St Petersburg boy named after Iranian president

St Petersburg boy named after Iranian president

A couple from Russia’s ‘northern capital’ has named their newborn son Mahmoudahmadinejad, after the Iranian President Mahmoud Ahmadinejad.

The baby is the sixth child to be born in the Muslim family, the father a native of Bangladesh and the mother a Russian citizen.

The Interfax news agency writes that authorities in St. Petersburg didn’t object to such an unusual name and have issued a birth certificate to little Mahmoudahmadinejad.

Rinat Valiyev, the head of a local Islamic organization ‘Mecca’, said the mother “likes the policy, intellect  and benevolence of the Iranian president”.

”If we had to move anywhere, I wouldn’t mind living in Iran. There’s stability there and the president of the country is afraid of no one but of Allah,” she added.
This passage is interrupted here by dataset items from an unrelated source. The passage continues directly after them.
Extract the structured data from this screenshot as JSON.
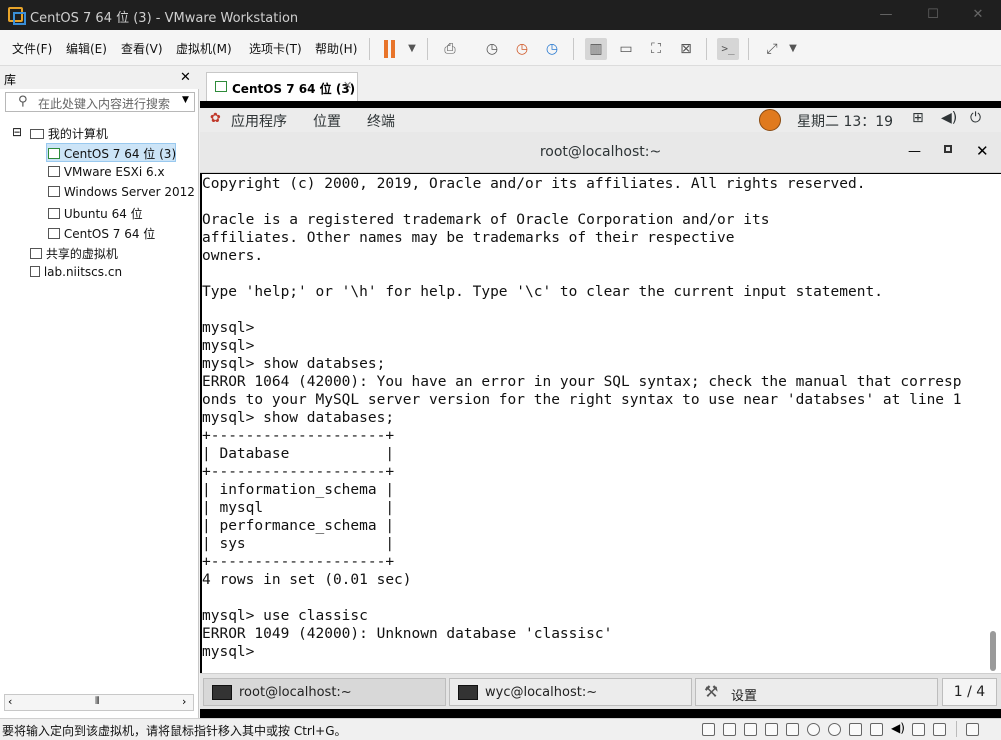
{
  "app": {
    "title": "CentOS 7 64 位 (3) - VMware Workstation"
  },
  "window_controls": {
    "minimize": "—",
    "maximize": "☐",
    "close": "✕"
  },
  "menu": [
    "文件(F)",
    "编辑(E)",
    "查看(V)",
    "虚拟机(M)",
    "选项卡(T)",
    "帮助(H)"
  ],
  "library": {
    "header": "库",
    "close": "✕",
    "search_placeholder": "在此处键入内容进行搜索",
    "my_computer": "我的计算机",
    "vms": [
      "CentOS 7 64 位 (3)",
      "VMware ESXi 6.x",
      "Windows Server 2012",
      "Ubuntu 64 位",
      "CentOS 7 64 位"
    ],
    "shared": "共享的虚拟机",
    "remote": "lab.niitscs.cn",
    "selected": "CentOS 7 64 位 (3)"
  },
  "tab": {
    "label": "CentOS 7 64 位 (3)",
    "close": "✕"
  },
  "gnome": {
    "applications": "应用程序",
    "places": "位置",
    "terminal": "终端",
    "clock": "星期二 13：19"
  },
  "terminal": {
    "title": "root@localhost:~",
    "lines": [
      "Copyright (c) 2000, 2019, Oracle and/or its affiliates. All rights reserved.",
      "",
      "Oracle is a registered trademark of Oracle Corporation and/or its",
      "affiliates. Other names may be trademarks of their respective",
      "owners.",
      "",
      "Type 'help;' or '\\h' for help. Type '\\c' to clear the current input statement.",
      "",
      "mysql>",
      "mysql>",
      "mysql> show databses;",
      "ERROR 1064 (42000): You have an error in your SQL syntax; check the manual that corresp",
      "onds to your MySQL server version for the right syntax to use near 'databses' at line 1",
      "mysql> show databases;",
      "+--------------------+",
      "| Database           |",
      "+--------------------+",
      "| information_schema |",
      "| mysql              |",
      "| performance_schema |",
      "| sys                |",
      "+--------------------+",
      "4 rows in set (0.01 sec)",
      "",
      "mysql> use classisc",
      "ERROR 1049 (42000): Unknown database 'classisc'",
      "mysql>"
    ]
  },
  "taskbar": {
    "items": [
      "root@localhost:~",
      "wyc@localhost:~",
      "设置"
    ],
    "pager": "1 / 4"
  },
  "status": {
    "message": "要将输入定向到该虚拟机，请将鼠标指针移入其中或按 Ctrl+G。"
  },
  "colors": {
    "titlebar": "#1f1f1f",
    "accent_pause": "#e8742a",
    "terminal_bg": "#ffffff",
    "gnome_bar": "#ececec"
  }
}
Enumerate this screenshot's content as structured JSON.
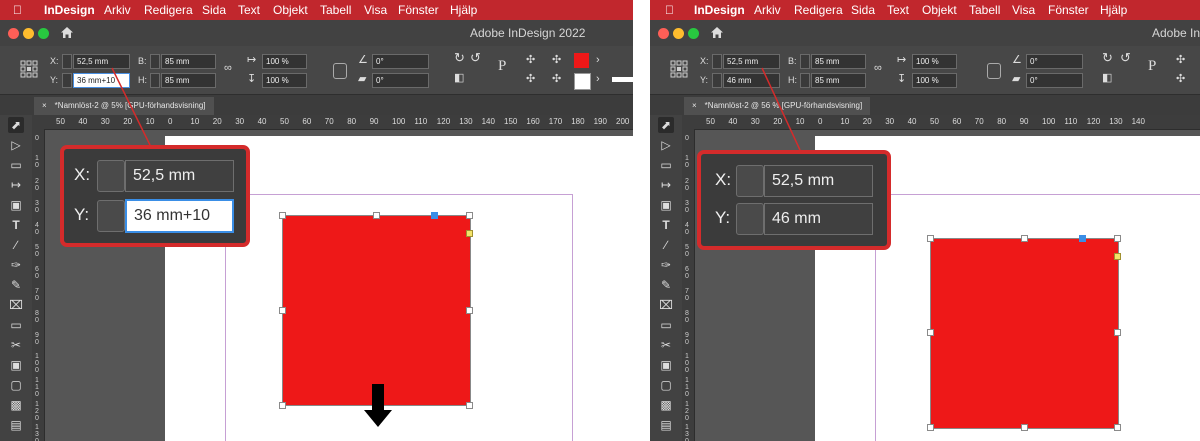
{
  "menu": {
    "app": "InDesign",
    "items": [
      "Arkiv",
      "Redigera",
      "Sida",
      "Text",
      "Objekt",
      "Tabell",
      "Visa",
      "Fönster",
      "Hjälp"
    ]
  },
  "window_title": "Adobe InDesign 2022",
  "window_title_right": "Adobe InD",
  "document_tab": "*Namnlöst-2 @ 56 % [GPU-förhandsvisning]",
  "document_tab_left": "*Namnlöst-2 @ 5",
  "document_tab_left_end": "% [GPU-förhandsvisning]",
  "control": {
    "x_label": "X:",
    "y_label": "Y:",
    "w_label": "B:",
    "h_label": "H:",
    "x_value": "52,5 mm",
    "w_value": "85 mm",
    "h_value": "85 mm",
    "scale_x": "100 %",
    "scale_y": "100 %",
    "rotate": "0°",
    "shear": "0°"
  },
  "before": {
    "y_value": "36 mm+10"
  },
  "after": {
    "y_value": "46 mm"
  },
  "ruler": {
    "left": [
      "50",
      "40",
      "30",
      "20",
      "10",
      "0",
      "10",
      "20",
      "30",
      "40",
      "50",
      "60",
      "70",
      "80",
      "90",
      "100",
      "110",
      "120",
      "130",
      "140",
      "150",
      "160",
      "170",
      "180",
      "190",
      "200"
    ],
    "right": [
      "50",
      "40",
      "30",
      "20",
      "10",
      "0",
      "10",
      "20",
      "30",
      "40",
      "50",
      "60",
      "70",
      "80",
      "90",
      "100",
      "110",
      "120",
      "130",
      "140"
    ]
  },
  "vruler": [
    "0",
    "1 0",
    "2 0",
    "3 0",
    "4 0",
    "5 0",
    "6 0",
    "7 0",
    "8 0",
    "9 0",
    "1 0 0",
    "1 1 0",
    "1 2 0",
    "1 3 0"
  ],
  "colors": {
    "menubar": "#c1272d",
    "fill": "#ee1818",
    "highlight": "#d42b2b"
  },
  "icons": [
    "apple-icon",
    "home-icon",
    "reference-point-icon",
    "constrain-link-icon",
    "selection-tool-icon",
    "arrow-down-icon"
  ]
}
It’s not the first time that parents have been a bit too creative when looking for unusual names for their children, which sometimes makes others laugh, at the very least.

Children named after days of the week, famous brands, comic book characters, footballers, celebs, and fruit live all over the planet.

Moscow authorities, for instance, recognized Dolphin’ and ‘Viagra’. But registering a boy whose name is a series of digits was a bit too much.

Sounding like ‘Boch’ in Russian, the seven-year-old child’s name in English reads as ‘BOH dVF 260602’, which is an abbreviation of ‘Biological Object Human descendant of the Voronins and Frolovs (the parents’ surnames) born on June 26, 2002’.

Thanks to the parent’s creativity or the administration’s inflexibility, the boy still has no birth certificate, registration or insurance.

British authorities are more relaxed about new trends. Last year, George Garratt from Glastonbury changed his name to Captain Fantastic Faster Than Superman Spiderman Batman Wolverine The Hulk And The Flash Combined.

And New Jersey has its four-year old… Adolf Hitler.

Some say a name also reflects the fate of a person. And probably it’s not that important, what’s written on one’s birth certificate, as long as the person is happy.